Methods for determining the convergence of $\sum\frac{\cos n}{n}$ or $\sum\frac{\sin n}{n}$
As far as I know, the textbook approach to determining the convergence of series like $$\sum_{n=1}^\infty\frac{\cos n}{n}$$ and $$\sum_{n=1}^\infty\frac{\sin n}{n}$$ uses Dirichlet's test, which involves bounding the partial sums of the cosine or sine terms. I have two questions:
- Are there any other approaches to seeing that these series are convergent? I'm mostly just interested to see what other kinds of arguments might be made.
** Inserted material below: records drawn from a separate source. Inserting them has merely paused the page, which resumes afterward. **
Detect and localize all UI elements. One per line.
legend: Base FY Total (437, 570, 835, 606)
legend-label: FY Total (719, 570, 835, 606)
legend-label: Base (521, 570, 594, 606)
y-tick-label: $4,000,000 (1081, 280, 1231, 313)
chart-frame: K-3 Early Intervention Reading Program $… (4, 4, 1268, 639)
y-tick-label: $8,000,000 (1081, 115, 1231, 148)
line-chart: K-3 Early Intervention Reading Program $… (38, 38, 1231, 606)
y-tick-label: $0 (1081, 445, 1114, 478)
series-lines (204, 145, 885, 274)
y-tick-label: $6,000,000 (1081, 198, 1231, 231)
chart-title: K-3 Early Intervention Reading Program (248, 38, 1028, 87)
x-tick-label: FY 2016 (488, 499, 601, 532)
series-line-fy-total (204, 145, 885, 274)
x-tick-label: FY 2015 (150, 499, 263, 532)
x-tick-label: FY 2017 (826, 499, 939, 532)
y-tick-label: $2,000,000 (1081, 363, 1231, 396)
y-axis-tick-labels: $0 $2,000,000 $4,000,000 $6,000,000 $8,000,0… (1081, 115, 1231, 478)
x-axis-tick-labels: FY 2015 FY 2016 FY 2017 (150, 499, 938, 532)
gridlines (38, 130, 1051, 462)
- What's the best way to show that these two series are only conditionally convergent? I don't even know the textbook approach to that question.
Hint for 2)
$$\sum_{n=1}^{\infty} \frac{|\cos n|}{n} \geq \sum_{n=1}^{\infty} \frac{\cos^2 n}{n}=\sum_{n=1}^{\infty} \frac{1+\cos {2n}}{2n}$$
Convergence of $\sum_{n=1}^{\infty}\frac{\cos{2n}}{2n}$, and divergence of $\sum_{n=1}^{\infty}\frac{1}{2n}$ gives the divergence.
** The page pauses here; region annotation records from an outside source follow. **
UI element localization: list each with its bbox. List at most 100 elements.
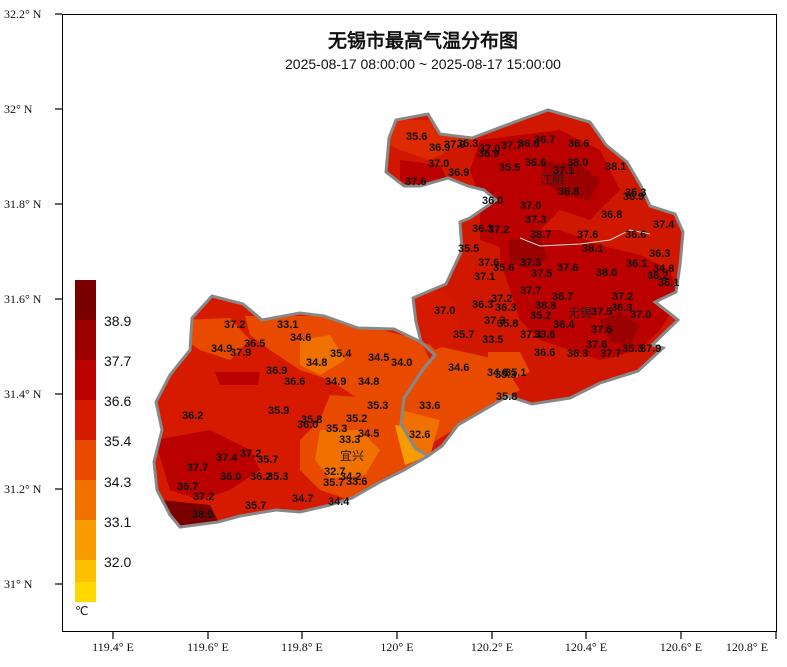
- station-temperature: 34.4: [328, 496, 350, 508]
- station-temperature: 37.0: [444, 139, 465, 151]
- station-temperature: 35.7: [323, 477, 344, 489]
- station-temperature: 36.6: [518, 138, 539, 150]
- station-temperature: 36.3: [472, 223, 493, 235]
- station-temperature: 37.0: [520, 200, 541, 212]
- station-temperature: 34.7: [292, 493, 313, 505]
- lon-label: 119.6° E: [187, 640, 229, 654]
- station-temperature: 34.5: [358, 428, 379, 440]
- station-temperature: 37.3: [484, 315, 505, 327]
- station-temperature: 33.6: [346, 476, 367, 488]
- station-temperature: 36.9: [478, 148, 499, 160]
- station-temperature: 36.0: [297, 419, 318, 431]
- south-boundary: [152, 294, 438, 529]
- station-temperature: 35.4: [330, 348, 352, 360]
- lon-label: 119.8° E: [281, 640, 323, 654]
- legend-swatch: [75, 360, 96, 400]
- station-temperature: 37.2: [612, 291, 633, 303]
- station-temperature: 33.3: [339, 434, 360, 446]
- station-temperature: 35.1: [505, 367, 526, 379]
- station-temperature: 35.5: [458, 243, 479, 255]
- station-temperature: 38.9: [192, 509, 213, 521]
- station-temperature: 36.3: [611, 302, 632, 314]
- station-temperature: 36.9: [266, 365, 287, 377]
- legend-colorbar: [75, 280, 96, 602]
- station-temperature: 37.9: [230, 347, 251, 359]
- lat-label: 31° N: [4, 577, 33, 591]
- station-temperature: 36.6: [534, 347, 555, 359]
- station-temperature: 36.4: [553, 319, 575, 331]
- station-temperature: 35.6: [406, 131, 427, 143]
- station-temperature: 36.1: [626, 258, 647, 270]
- station-temperature: 35.7: [245, 500, 266, 512]
- station-temperature: 37.0: [428, 158, 449, 170]
- station-temperature: 36.2: [182, 410, 203, 422]
- station-temperature: 34.6: [290, 332, 311, 344]
- station-temperature: 36.6: [284, 376, 305, 388]
- legend-swatch: [75, 582, 96, 602]
- station-temperature: 35.3: [625, 187, 646, 199]
- station-temperature: 34.9: [325, 376, 346, 388]
- station-temperature: 37.0: [479, 143, 500, 155]
- station-temperature: 38.1: [605, 161, 626, 173]
- station-temperature: 37.7: [520, 285, 541, 297]
- legend-label: 34.3: [104, 474, 132, 490]
- station-temperature: 37.4: [653, 219, 675, 231]
- city-label-wuxi: 无锡: [568, 305, 592, 320]
- station-temperature: 35.7: [257, 454, 278, 466]
- station-temperature: 37.6: [405, 176, 426, 188]
- station-temperature: 35.8: [496, 391, 517, 403]
- station-temperature: 34.0: [391, 357, 412, 369]
- legend-swatch: [75, 320, 96, 360]
- station-temperature: 37.2: [240, 448, 261, 460]
- legend-swatch: [75, 520, 96, 560]
- legend-label: 35.4: [104, 433, 132, 449]
- lat-label: 31.6° N: [4, 292, 42, 306]
- station-temperature: 37.7: [187, 462, 208, 474]
- station-temperature: 36.6: [568, 138, 589, 150]
- station-temperature: 36.7: [552, 291, 573, 303]
- lat-label: 31.2° N: [4, 482, 42, 496]
- station-temperature: 34.8: [306, 357, 327, 369]
- station-temperature: 37.9: [640, 343, 661, 355]
- station-temperature: 37.2: [491, 293, 512, 305]
- city-label-yixing: 宜兴: [340, 448, 364, 463]
- station-temperature: 34.5: [368, 352, 389, 364]
- station-temperature: 38.0: [596, 267, 617, 279]
- station-temperature: 37.4: [216, 452, 238, 464]
- map-subtitle: 2025-08-17 08:00:00 ~ 2025-08-17 15:00:0…: [285, 56, 561, 72]
- map-title: 无锡市最高气温分布图: [327, 30, 518, 52]
- station-temperature: 37.1: [553, 165, 574, 177]
- city-label-jiangyin: 江阴: [540, 173, 564, 187]
- station-temperature: 38.0: [567, 157, 588, 169]
- station-temperature: 35.3: [267, 471, 288, 483]
- station-temperature: 36.5: [244, 338, 265, 350]
- station-temperature: 32.7: [324, 466, 345, 478]
- station-temperature: 35.2: [346, 413, 367, 425]
- station-temperature: 37.3: [520, 329, 541, 341]
- station-temperature: 35.3: [622, 343, 643, 355]
- station-temperature: 34.8: [487, 367, 508, 379]
- lat-label: 31.4° N: [4, 387, 42, 401]
- station-temperature: 34.2: [340, 471, 361, 483]
- station-temperature: 37.5: [531, 268, 552, 280]
- station-temperature: 35.8: [301, 414, 322, 426]
- legend-swatch: [75, 400, 96, 440]
- legend-swatch: [75, 440, 96, 480]
- station-temperature: 38.1: [582, 243, 603, 255]
- lat-label: 31.8° N: [4, 197, 42, 211]
- lon-label: 120.6° E: [659, 640, 703, 654]
- station-temperature: 36.0: [220, 471, 241, 483]
- station-temperature: 35.9: [268, 405, 289, 417]
- station-temperature: 36.6: [625, 229, 646, 241]
- station-temperature: 36.0: [482, 195, 503, 207]
- legend-label: 37.7: [104, 353, 132, 369]
- station-temperature: 36.9: [623, 191, 644, 203]
- legend-label: 38.9: [104, 313, 132, 329]
- station-temperature: 36.3: [649, 248, 670, 260]
- station-temperature: 37.3: [525, 214, 546, 226]
- station-temperature: 36.8: [601, 209, 622, 221]
- station-temperature: 32.6: [409, 429, 430, 441]
- station-temperature: 35.3: [457, 138, 478, 150]
- station-temperature: 37.7: [600, 348, 621, 360]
The same method applies to $\sum_{n=1}^{\infty}\frac{|\sin n|}{n}$.
Thanks for the nice question, below is a sketch for part 1, which may be a few inches from a rigorous proof.
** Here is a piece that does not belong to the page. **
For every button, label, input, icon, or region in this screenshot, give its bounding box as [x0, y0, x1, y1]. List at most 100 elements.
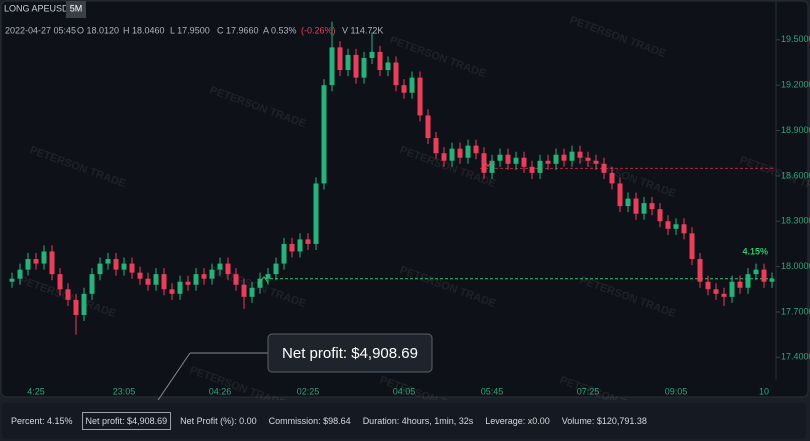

Let us consider the complex sum $$ S \equiv \sum_{n = 1}^\infty \frac{ e^{in} }{n}, $$ The real and imaginary sums are the desired cosine and sine sums, as pointed out by i707107. Then $$ e^{-i} S = \sum_{n = 1}^\infty \frac{ e^{i(n-1)} }{n} = 1 + \sum_{n = 1}^\infty \frac{ e^{i n} }{n + 1}, $$ and $$ (1 - e^{-i}) \, S = -1 + \sum_{n = 1}^\infty \left(\frac{1}{n} - \frac{1}{n + 1} \right) e^{i n} = -1 + \sum_{n = 1}^\infty \frac{e^{i n}}{n \, (n + 1)}. $$
So $$ \begin{align} |(1 - e^{-i}) \, S| &\le 1 + \sum_{n = 1}^\infty \left| \frac{e^{i n}}{n \, (n + 1)} \right| \\ &= 1 + \sum_{n = 1}^\infty \frac{1}{n \, (n + 1)} \\ &= 1 + \sum_{n = 1}^\infty \left(\frac{1}{n} - \frac{1}{n + 1}\right) = 2. \end{align} $$ This means $|S|$ is finite, and so are the real and imaginary parts.